Maybe my expectations were too high. Why would Sydney have to be different from anything I know? Maybe I’m too tired with this job. Maybe it’s too cold outside. Maybe it’s not as spectacular as it was pictured in my head. Maybe I can’t understand aussies. Maybe…
And I’m learning, I know I am and I’m glad that I came, just to make sure I’ll never regret not coming. But my head is a mess right now and I don’t know which is the next step!
On another note, the other day I went to the Blue Mountains National Park. I think it’s worth to visit on Sundays, because you can get there for just 2,50$ (and that, my friends, in Australia, is a bargain)! And it’s always nice to walk a little bit in the woods and breathe fresh air.
Don’t get me wrong, I don’t hate Sydney, I just don’t love it.
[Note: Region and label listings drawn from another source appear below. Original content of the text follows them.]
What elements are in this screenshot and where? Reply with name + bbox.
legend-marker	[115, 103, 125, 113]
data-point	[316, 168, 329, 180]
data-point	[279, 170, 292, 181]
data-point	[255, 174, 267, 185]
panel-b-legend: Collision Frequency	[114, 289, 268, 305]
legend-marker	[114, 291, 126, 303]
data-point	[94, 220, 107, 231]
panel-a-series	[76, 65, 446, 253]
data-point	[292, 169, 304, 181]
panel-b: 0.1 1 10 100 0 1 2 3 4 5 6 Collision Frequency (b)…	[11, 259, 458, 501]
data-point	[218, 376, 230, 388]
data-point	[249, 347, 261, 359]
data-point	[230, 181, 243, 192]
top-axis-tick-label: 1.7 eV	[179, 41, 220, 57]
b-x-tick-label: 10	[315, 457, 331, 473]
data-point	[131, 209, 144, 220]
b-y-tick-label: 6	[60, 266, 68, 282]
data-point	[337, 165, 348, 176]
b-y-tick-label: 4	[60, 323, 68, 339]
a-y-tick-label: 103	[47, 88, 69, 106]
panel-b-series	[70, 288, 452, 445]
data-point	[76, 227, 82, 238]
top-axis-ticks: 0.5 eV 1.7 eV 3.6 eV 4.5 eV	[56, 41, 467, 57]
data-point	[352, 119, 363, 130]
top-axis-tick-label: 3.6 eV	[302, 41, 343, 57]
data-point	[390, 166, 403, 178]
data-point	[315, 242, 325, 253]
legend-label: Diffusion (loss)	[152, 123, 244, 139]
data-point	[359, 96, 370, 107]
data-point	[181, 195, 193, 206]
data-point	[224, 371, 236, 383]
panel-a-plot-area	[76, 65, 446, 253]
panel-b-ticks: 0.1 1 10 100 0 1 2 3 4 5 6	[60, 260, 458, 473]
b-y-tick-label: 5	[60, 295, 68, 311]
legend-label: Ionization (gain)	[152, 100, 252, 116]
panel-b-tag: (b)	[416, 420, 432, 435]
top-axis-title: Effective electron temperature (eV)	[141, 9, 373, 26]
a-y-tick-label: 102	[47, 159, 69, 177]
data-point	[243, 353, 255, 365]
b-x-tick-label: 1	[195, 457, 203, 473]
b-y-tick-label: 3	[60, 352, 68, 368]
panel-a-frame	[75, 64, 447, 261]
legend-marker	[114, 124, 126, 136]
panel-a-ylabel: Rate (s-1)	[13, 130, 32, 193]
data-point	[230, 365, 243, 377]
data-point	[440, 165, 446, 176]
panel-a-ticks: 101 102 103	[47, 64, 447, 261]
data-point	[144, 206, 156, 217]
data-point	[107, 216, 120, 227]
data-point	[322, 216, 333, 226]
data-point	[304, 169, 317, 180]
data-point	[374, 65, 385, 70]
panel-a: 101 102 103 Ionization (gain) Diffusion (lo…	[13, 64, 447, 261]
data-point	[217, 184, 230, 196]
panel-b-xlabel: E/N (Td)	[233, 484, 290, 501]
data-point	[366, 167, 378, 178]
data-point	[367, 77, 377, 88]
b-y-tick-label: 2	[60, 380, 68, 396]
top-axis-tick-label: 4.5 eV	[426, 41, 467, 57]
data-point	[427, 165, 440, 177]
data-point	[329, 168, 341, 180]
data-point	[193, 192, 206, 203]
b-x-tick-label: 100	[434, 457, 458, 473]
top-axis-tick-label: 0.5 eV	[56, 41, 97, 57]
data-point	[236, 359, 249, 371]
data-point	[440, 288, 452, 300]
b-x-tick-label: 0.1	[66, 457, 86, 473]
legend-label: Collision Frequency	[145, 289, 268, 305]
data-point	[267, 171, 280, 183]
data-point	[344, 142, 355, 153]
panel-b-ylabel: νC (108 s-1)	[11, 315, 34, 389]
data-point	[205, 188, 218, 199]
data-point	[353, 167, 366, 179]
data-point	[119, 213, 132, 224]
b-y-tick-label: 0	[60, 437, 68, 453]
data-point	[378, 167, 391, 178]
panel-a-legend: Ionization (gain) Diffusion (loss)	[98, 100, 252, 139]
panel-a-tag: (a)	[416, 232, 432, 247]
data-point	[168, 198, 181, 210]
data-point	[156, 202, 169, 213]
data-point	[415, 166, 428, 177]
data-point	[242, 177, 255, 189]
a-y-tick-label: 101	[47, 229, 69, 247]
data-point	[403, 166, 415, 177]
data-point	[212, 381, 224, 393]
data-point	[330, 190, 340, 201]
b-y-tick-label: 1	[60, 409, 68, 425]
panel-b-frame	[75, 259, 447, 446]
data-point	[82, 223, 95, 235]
And I want to be honest with you guys, I want to tell you the truth, or at least my truth.
I still have a lot of things to learn and places to visit and I’m sure that eventually I’ll find a little space in this country where I can feel myself, and if I don’t, I can always come back home and I’ll have learned from the experience!! I think that’s all for now, I wish I could be able to post more often, I’ll try to do my best to keep you updated.